Site information
- Type: Military airfield
- Controlled by: United States Army Air Forces

Location
- Coordinates: 43°39′28.80″N 010°37′05.69″E﻿ / ﻿43.6580000°N 10.6182472°E

Site history
- Built: 1943
- In use: 1943-1944

= Pontedera Airfield =

Abandoned military airfield in Italy

Pontedera Airfield is an abandoned military airfield in Italy, located within the town of Pontedera, in Tuscany in the administrative province of Pisa.

It was an all-weather temporary field built by the XII Engineer Command using a graded earth compacted surface, with a prefabricated hessian (burlap) surfacing known as PHS. PHS was made of an asphalt-impregnated jute which was rolled out over the compacted surface over a square mesh track (SMT) grid of wire joined in 3-inch squares. Pierced Steel Planking was also used for parking areas, as well as for dispersal sites, when it was available.

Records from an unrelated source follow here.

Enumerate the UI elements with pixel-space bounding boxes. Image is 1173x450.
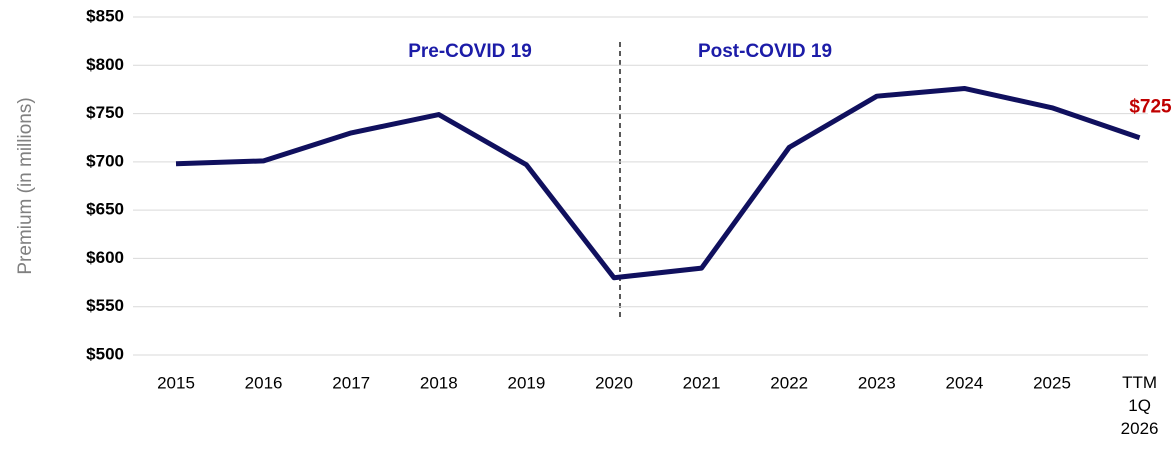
y-tick-label: $500	[86, 344, 124, 363]
x-tick-label: 2022	[770, 373, 808, 392]
x-tick-label: 2015	[157, 373, 195, 392]
x-tick-label: 2024	[945, 373, 983, 392]
x-tick-label: TTM 1Q 2026	[1121, 373, 1159, 438]
annotation: Pre-COVID 19	[408, 41, 532, 62]
x-tick-label: 2020	[595, 373, 633, 392]
x-tick-label: 2017	[332, 373, 370, 392]
line	[175, 85, 1141, 281]
x-tick-label: 2016	[245, 373, 283, 392]
x-tick-label: 2018	[420, 373, 458, 392]
y-tick-label: $600	[86, 248, 124, 267]
x-tick-label: 2019	[507, 373, 545, 392]
y-tick-label: $750	[86, 103, 124, 122]
x-tick-label: 2023	[858, 373, 896, 392]
data-label: $725	[1129, 97, 1172, 118]
y-axis-label: Premium (in millions)	[15, 97, 36, 274]
y-tick-label: $850	[86, 6, 124, 25]
x-tick-label: 2021	[683, 373, 721, 392]
y-tick-label: $800	[86, 55, 124, 74]
y-tick-label: $550	[86, 296, 124, 315]
x-tick-label: 2025	[1033, 373, 1071, 392]
annotation: Post-COVID 19	[698, 41, 832, 62]
y-tick-label: $700	[86, 151, 124, 170]
y-tick-label: $650	[86, 200, 124, 219]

In addition, tents were used for billeting and also for support facilities; an access road was built to the existing road infrastructure; a dump for supplies, ammunition, and gasoline drums, along with a drinkable water and minimal electrical grid for communications and station lighting.

Once completed it was turned over for use by the Twelfth Air Force 27th Fighter Group in late 1944 and early 1945 during the Italian Campaign, flying P-47 Thunderbolts. It was also the home of the 416th Night Fighter Squadron, which flew Bristol Beaufighters from the field between 27 March and 13 August 1945.

Today, the location of the airfield has been absorbed into the town. There is the remains of one runway visible in an industrial area.